Q17. Should the starttime of the recording be in local
time or for instance in Greenwich Mean Time?
Everybody until now (2000) uses local time, so I suggest that you
do the same.
Q18. Are there any standard texts for the EDF ascii
fields?
With the help of several colleagues,
I constructed some standard
texts.
These texts comply
with the official specs and therefore do not cause any incompatibility with EDF
software. EDF import (reader/browser, analysis) software should abide by the
official specs and not depend on these standard texts. However, if the software
detects that the imported file does contain standard texts, it can automatically
recognize labels and dimensions.
Using standard texts is not required for EDF
compatibility. However, they reduce the probability for errors and avoid the
need for user input in some types of automatic analysis programs. Therefore, it
is wise to use the standard texts wherever possible.

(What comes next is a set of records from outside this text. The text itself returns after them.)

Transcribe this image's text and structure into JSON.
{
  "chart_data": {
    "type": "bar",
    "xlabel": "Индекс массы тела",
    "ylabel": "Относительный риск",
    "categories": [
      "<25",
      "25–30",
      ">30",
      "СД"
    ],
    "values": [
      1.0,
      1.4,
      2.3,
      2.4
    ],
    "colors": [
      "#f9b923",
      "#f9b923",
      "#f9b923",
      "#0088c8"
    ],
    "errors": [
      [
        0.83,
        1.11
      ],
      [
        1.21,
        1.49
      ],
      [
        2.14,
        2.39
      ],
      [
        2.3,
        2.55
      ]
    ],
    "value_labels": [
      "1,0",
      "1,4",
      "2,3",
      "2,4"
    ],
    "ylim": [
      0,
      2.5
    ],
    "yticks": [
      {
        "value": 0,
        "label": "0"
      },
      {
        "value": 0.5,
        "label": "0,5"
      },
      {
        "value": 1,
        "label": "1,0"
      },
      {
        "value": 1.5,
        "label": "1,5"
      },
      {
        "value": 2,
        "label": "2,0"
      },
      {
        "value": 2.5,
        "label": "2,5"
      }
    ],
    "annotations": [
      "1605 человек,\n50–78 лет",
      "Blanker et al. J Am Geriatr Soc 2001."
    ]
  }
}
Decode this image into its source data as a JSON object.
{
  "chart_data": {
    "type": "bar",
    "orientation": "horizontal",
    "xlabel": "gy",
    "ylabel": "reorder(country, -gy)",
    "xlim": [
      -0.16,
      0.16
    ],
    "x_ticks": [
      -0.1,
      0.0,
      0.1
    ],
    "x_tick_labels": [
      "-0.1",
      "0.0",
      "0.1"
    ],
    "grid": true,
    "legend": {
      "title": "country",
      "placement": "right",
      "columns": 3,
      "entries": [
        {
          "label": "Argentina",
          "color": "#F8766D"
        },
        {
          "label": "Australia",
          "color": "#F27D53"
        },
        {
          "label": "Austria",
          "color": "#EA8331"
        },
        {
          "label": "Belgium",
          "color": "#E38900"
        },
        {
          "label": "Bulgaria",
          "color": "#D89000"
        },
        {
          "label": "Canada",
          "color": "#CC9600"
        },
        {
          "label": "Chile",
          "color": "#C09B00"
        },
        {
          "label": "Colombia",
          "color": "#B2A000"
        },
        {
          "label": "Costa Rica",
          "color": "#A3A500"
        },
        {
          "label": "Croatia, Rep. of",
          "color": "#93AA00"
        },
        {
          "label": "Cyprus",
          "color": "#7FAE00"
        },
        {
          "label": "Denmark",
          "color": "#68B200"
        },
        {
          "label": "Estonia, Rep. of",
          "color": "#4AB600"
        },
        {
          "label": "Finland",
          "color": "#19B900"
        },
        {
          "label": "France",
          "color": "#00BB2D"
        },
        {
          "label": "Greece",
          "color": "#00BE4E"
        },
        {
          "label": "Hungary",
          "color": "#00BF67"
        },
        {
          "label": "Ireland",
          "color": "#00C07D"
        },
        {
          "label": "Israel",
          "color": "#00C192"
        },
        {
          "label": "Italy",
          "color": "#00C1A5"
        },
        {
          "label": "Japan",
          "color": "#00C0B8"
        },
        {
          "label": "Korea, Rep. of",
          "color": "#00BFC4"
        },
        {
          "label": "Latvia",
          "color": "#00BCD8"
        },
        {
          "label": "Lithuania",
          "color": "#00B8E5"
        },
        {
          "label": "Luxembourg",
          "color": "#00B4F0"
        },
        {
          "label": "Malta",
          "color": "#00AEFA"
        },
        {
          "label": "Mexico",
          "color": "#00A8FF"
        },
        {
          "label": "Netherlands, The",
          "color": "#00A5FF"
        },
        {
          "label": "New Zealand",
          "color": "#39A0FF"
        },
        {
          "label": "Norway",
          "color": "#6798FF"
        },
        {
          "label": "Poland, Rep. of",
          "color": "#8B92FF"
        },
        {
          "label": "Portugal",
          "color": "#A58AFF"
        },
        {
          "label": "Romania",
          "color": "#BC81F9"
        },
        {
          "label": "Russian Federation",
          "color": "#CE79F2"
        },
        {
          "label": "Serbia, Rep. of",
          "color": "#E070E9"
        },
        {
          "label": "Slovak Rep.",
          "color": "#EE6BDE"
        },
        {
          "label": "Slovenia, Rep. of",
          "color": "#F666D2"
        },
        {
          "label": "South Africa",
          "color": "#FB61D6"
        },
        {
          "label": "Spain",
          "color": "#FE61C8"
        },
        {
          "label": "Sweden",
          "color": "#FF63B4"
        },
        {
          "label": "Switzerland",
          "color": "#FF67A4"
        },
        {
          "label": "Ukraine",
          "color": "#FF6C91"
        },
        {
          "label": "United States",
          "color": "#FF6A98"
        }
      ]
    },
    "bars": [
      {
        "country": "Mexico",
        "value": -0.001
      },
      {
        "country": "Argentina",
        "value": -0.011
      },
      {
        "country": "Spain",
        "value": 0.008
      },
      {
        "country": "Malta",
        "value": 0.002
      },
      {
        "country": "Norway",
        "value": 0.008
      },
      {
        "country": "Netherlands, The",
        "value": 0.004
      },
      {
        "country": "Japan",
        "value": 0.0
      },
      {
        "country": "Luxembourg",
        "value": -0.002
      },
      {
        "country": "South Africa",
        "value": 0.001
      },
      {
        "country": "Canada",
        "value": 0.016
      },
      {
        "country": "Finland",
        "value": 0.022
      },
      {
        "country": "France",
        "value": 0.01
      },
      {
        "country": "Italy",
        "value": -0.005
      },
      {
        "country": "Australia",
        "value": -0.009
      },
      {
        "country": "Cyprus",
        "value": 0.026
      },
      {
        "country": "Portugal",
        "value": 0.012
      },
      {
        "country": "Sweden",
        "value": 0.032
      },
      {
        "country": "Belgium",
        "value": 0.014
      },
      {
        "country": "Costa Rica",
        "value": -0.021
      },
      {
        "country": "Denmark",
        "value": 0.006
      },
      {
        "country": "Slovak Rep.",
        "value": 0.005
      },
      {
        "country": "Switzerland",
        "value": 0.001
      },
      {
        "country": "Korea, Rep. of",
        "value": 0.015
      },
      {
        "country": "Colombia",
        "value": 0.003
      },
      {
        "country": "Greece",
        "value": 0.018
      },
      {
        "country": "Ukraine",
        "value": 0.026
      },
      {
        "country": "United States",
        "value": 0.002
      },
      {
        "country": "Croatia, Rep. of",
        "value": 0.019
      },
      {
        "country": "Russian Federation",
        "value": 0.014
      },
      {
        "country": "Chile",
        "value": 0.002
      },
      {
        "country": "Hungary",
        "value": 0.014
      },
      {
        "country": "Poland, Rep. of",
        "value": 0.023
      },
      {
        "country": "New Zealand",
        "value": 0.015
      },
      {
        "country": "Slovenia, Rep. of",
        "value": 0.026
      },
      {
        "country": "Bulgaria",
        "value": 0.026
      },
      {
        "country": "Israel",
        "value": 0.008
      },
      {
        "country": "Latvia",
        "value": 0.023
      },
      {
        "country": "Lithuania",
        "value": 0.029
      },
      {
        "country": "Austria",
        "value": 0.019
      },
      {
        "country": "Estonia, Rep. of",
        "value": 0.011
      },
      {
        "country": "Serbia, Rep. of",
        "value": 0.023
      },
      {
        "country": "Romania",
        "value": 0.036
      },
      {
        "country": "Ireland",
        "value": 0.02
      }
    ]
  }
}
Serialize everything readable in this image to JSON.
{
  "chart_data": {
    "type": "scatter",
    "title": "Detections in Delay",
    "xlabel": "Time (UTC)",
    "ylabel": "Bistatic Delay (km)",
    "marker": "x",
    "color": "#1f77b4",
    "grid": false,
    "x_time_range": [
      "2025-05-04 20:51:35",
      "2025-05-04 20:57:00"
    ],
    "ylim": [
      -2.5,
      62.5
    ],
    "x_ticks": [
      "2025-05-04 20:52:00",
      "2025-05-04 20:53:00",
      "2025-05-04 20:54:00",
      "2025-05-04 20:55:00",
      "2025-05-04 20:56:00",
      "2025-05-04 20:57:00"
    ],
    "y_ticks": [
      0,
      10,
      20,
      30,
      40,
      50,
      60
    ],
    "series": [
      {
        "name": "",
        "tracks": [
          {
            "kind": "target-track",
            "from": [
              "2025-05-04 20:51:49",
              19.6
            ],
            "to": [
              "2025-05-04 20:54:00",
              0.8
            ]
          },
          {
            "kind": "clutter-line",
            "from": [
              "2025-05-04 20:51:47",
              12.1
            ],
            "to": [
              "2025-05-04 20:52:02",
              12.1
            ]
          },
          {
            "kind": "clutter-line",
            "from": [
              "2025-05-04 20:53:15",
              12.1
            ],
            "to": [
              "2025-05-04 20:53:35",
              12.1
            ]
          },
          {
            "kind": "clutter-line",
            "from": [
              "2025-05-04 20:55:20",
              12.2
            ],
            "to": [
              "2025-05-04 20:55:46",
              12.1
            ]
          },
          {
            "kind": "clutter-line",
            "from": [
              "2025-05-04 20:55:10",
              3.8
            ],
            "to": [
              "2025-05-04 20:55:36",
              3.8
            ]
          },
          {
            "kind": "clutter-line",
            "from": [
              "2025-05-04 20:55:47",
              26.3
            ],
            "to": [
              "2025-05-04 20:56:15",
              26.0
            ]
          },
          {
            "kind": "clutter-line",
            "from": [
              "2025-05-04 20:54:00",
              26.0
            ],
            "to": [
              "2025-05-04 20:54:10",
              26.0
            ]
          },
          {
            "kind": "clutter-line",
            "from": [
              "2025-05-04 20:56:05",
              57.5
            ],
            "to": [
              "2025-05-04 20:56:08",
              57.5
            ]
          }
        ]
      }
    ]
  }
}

Q19. Can EDF store hypnograms?
Yes, of course. Simply consider that a hypnogram is a single
signal of 1 sample per 30s (or in some labs per 20s). For instance, all 1770
hypnograms made in the Siesta
project are stored in an EDF file. The sleep stages W, 1, 2, 3, 4, R, MT and
'unscored' were coded in the EDF files as integer numbers 0, 1, 2, 3, 4, 5, 6
and 9, respectively. The EDF
recording of an OSAS patient contains not only the polygraphic signals but
also the hypnogram as one of the signals.